Competitive running and anxiety have always gone hand-in-hand for me. About ten minutes before every cross-country race in high school, I’d throw up. The seven varsity girls would be on the line, doing strides, and I’d feel a lurch—I’d stride over to a garbage can, barf, and stride back to the line. I’d feel more centered, like I had just physically shed my pre-race jitters. It was objectively gross and probably deeply unhealthy, so just be happy you didn’t know 17-year-old me. My point is that pre-race dread takes on all kinds of forms for each runner and often becomes its own little ritual. I kicked the puke habit in college, when I decided distance running was boring (and too hard) and pivoted my energy to middle-distance track, which I was better at anyway.
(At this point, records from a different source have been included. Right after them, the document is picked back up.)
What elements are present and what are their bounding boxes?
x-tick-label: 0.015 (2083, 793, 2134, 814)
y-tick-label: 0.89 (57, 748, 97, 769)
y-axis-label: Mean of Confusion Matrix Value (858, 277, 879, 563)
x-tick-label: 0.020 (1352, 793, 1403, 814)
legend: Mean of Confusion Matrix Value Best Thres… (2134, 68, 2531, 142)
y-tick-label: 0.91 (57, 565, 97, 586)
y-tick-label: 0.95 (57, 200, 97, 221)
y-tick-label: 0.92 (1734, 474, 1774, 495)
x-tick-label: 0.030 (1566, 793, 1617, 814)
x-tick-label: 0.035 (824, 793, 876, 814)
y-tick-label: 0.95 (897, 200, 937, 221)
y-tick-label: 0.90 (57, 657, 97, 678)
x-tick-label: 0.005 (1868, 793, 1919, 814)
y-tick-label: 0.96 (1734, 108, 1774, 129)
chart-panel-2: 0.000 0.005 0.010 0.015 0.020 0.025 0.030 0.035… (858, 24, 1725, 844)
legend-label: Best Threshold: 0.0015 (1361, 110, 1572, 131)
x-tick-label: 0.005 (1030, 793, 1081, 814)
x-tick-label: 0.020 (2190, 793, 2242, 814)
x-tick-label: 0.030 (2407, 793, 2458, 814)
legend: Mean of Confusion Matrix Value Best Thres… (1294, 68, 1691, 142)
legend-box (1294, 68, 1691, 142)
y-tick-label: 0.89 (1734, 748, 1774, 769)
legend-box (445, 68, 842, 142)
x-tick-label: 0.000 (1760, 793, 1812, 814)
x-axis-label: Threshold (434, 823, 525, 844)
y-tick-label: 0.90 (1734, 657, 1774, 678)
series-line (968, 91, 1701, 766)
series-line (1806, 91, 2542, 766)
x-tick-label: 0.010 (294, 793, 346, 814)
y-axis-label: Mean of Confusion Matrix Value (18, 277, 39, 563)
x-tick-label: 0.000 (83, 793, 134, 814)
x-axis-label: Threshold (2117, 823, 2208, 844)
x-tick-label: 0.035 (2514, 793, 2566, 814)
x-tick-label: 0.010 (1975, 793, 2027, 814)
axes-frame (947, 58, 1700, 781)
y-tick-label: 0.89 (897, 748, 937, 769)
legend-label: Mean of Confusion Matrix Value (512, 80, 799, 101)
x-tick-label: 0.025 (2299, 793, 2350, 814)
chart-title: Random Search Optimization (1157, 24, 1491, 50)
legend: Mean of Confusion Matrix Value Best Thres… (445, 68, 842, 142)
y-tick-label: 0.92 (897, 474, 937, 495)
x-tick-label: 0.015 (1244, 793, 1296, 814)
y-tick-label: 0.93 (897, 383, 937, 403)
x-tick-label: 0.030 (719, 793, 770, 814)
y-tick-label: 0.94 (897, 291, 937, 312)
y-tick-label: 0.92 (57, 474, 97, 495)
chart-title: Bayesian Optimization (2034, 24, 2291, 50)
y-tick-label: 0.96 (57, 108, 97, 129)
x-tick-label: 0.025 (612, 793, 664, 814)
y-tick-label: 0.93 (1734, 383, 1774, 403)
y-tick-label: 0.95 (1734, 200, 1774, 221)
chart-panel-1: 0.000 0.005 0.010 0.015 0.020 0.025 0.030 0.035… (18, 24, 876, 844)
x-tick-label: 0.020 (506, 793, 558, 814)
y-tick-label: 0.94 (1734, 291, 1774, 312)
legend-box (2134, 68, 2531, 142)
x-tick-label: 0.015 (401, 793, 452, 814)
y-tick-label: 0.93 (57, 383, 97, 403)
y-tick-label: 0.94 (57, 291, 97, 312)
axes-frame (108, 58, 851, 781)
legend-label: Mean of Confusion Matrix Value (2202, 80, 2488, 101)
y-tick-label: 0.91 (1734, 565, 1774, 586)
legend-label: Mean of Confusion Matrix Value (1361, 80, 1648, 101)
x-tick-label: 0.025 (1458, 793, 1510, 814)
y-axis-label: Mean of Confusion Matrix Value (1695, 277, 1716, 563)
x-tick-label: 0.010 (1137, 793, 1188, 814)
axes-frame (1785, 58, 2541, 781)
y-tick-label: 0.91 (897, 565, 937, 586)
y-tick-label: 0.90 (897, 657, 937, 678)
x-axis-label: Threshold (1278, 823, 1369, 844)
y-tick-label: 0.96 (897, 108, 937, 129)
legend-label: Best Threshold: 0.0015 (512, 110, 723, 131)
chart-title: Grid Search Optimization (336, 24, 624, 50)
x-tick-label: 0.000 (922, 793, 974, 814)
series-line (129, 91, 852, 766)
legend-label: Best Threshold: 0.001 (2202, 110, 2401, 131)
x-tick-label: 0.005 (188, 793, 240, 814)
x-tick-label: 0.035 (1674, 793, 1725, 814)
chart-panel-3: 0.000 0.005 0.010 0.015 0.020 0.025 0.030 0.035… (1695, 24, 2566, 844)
But that pre-race anxiety never let up, regardless of distance: the stomach-churning buzz from heart to fingertips, when you know you’re about to be in a lot of pain and find out whether your best is enough.
Around age 20, I started feeling that pre-race unease during times other than pre-race. In the off-season, or in the middle of the night, or on a gorgeous fall afternoon, for no discernable reason. I started discovering the ways in which anxiety was debilitating to my life in late college and the years following graduation. I’ve since gotten it under control with medication and therapy. But I’m an Irish Catholic Scorpio, so I don’t exactly wear my insecurities on my sleeve. Instead, twice a month, I wear them in the form of Nike spikes on an indoor track in my sleeping mind, and also I’m maybe running on Jell-O or I’m underwater or something.
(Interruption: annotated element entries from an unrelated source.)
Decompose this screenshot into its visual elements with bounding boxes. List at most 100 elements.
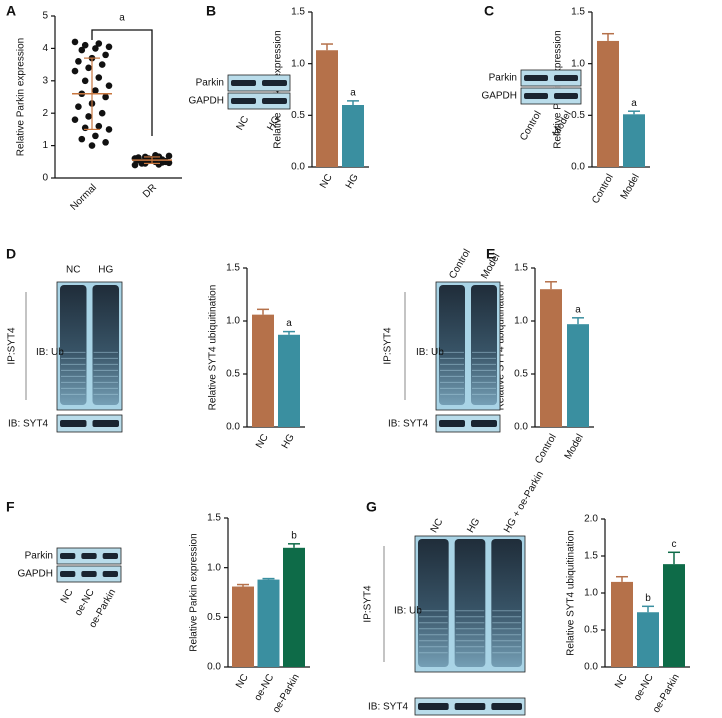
x-tick-label: Normal [68,182,99,213]
y-tick-label: 1.5 [226,263,240,274]
data-point [81,124,89,132]
blot-lane-label: HG + oe-Parkin [502,469,546,534]
blot-band [81,571,97,577]
y-tick-label: 0.0 [207,662,221,673]
data-point [138,160,146,167]
x-tick-label: Model [563,432,586,461]
blot-syt4 [435,414,501,433]
x-tick-label: DR [141,182,159,200]
y-tick-label: 1.5 [514,263,528,274]
blot-syt4 [56,414,123,433]
blot-smear [491,539,522,667]
y-tick-label: 5 [42,11,48,22]
significance-label: a [286,318,292,329]
data-point [95,40,103,47]
blot-band [439,420,465,427]
blot-band [231,98,256,104]
blot-band [491,703,522,710]
y-tick-label: 4 [42,43,48,54]
data-point [102,139,109,146]
data-point [75,58,82,65]
data-point [102,51,109,59]
significance-label: a [350,88,356,99]
blot-smear [454,539,486,667]
bar [278,334,300,427]
blot-band [102,553,118,559]
significance-label: c [672,539,677,550]
y-tick-label: 0.5 [571,110,585,121]
y-tick-label: 2.0 [584,514,598,525]
blot-row-label: Parkin [25,551,53,562]
blot-row-label: Parkin [489,73,517,84]
data-point [98,61,106,68]
blot-band [554,75,578,81]
data-point [81,41,89,49]
x-tick-label: NC [234,672,251,690]
blot-lane-label: HG [465,516,482,535]
blot-smear [471,285,497,405]
y-tick-label: 1.0 [571,58,585,69]
y-tick-label: 1.5 [584,551,598,562]
data-point [95,74,103,81]
blot-row-label: IB: SYT4 [8,419,48,430]
bar [597,40,619,167]
bar [567,324,589,427]
data-point [71,38,79,46]
blot-band [92,420,119,427]
y-tick-label: 0.0 [226,422,240,433]
bar [637,612,659,667]
data-point [105,82,113,89]
bar [611,581,633,667]
y-tick-label: 2 [42,108,48,119]
bar [316,50,338,167]
data-point [105,43,113,51]
data-point [78,46,86,54]
x-tick-label: HG [280,432,297,451]
panel-letter: C [484,3,494,19]
data-point [85,64,92,72]
significance-label: b [645,593,651,604]
y-axis-label: Relative SYT4 ubiquitination [496,285,507,411]
blot-lane-label: Control [447,247,473,280]
x-tick-label: Model [619,172,642,201]
data-point [85,113,92,120]
blot-band [231,80,256,86]
blot-band [454,703,486,710]
data-point [71,116,79,123]
y-tick-label: 1.0 [584,588,598,599]
blot-band [471,420,497,427]
y-axis-label: Relative Parkin expression [189,533,200,651]
data-point [92,45,99,52]
y-tick-label: 1.0 [226,316,240,327]
blot-smear [92,285,119,405]
y-tick-label: 1.0 [514,316,528,327]
data-point [102,93,109,101]
data-point [92,87,99,94]
x-tick-label: NC [318,172,335,190]
panel-letter: B [206,3,216,19]
panel-letter: E [486,246,495,262]
blot-lane-label: HG [98,265,113,276]
bar [540,289,562,427]
x-tick-label: oe-NC [252,672,276,703]
blot-row-label: IB: Ub [416,347,444,358]
y-tick-label: 0.0 [584,662,598,673]
x-tick-label: Control [533,432,559,465]
x-tick-label: HG [344,172,361,191]
blot-lane-label: Control [518,109,544,142]
y-axis-label: Relative SYT4 ubiquitination [566,530,577,656]
blot-band [262,98,287,104]
bar [283,547,305,667]
bar [252,314,274,427]
blot-row-label: IB: SYT4 [368,702,408,713]
data-point [75,103,82,111]
data-point [81,77,89,85]
y-tick-label: 0.5 [514,369,528,380]
y-tick-label: 1.0 [291,58,305,69]
significance-label: a [119,13,125,24]
data-point [95,122,103,130]
y-axis-label: Relative Parkin expression [16,38,27,156]
blot-row-label: IB: Ub [394,605,422,616]
data-point [71,67,79,75]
Part of why I fell in love with track as a teenager is the sport’s reliance on numbers. Success is black and white. Did you hit your goal time, mark, distance, or not? There aren’t judges or refs making bullshit calls; there’s only a sliver of room for subjectivity in the sport. And while cross-country running has hills and mud and a giant log right before mile three that you have to hurdle, track is just a track (shush, steeplechasers) and a click. I used to think that was such a beautiful metaphor for life—you get out what you put in. Now I realize that such crystal-clear metrics are a rarity.
Six years out of competition, my subconscious is using the simplicity of track against me. “Remember this?” it roars, in the form of the fuzzy, nostalgic wash of Massachusetts winters. “Remember when success was clear-cut, and you’d figure out whether you’d succeeded that week in less than two and a half minutes?” Little did I know, half my life ago, when I started running competitively, that this sport would rattle my psyche well into adulthood.
Now I’m approaching 30, and measurements of real-life success couldn’t resemble a track PR any less. What is success, even? Having a job that satisfies me, one that pays well, or one that does both? Is it having a stable relationship, or a solid friend group, or Twitter likes? Is it a 401(k), or a Roth IRA, or, at the very least, being able to articulate the difference between those two things? Is quantifiable success achievable when I sort of have all of the above things, or just half of them at 100 percent? The answer, of course: No such recipe exists. But that realization hasn’t quite clicked yet with my dream-state self.
I guess somewhere, deep down, I probably miss the candor of working my entire body to its limits, when it felt like every organ in my body was about to fall out of my butt. You know, when things were easy.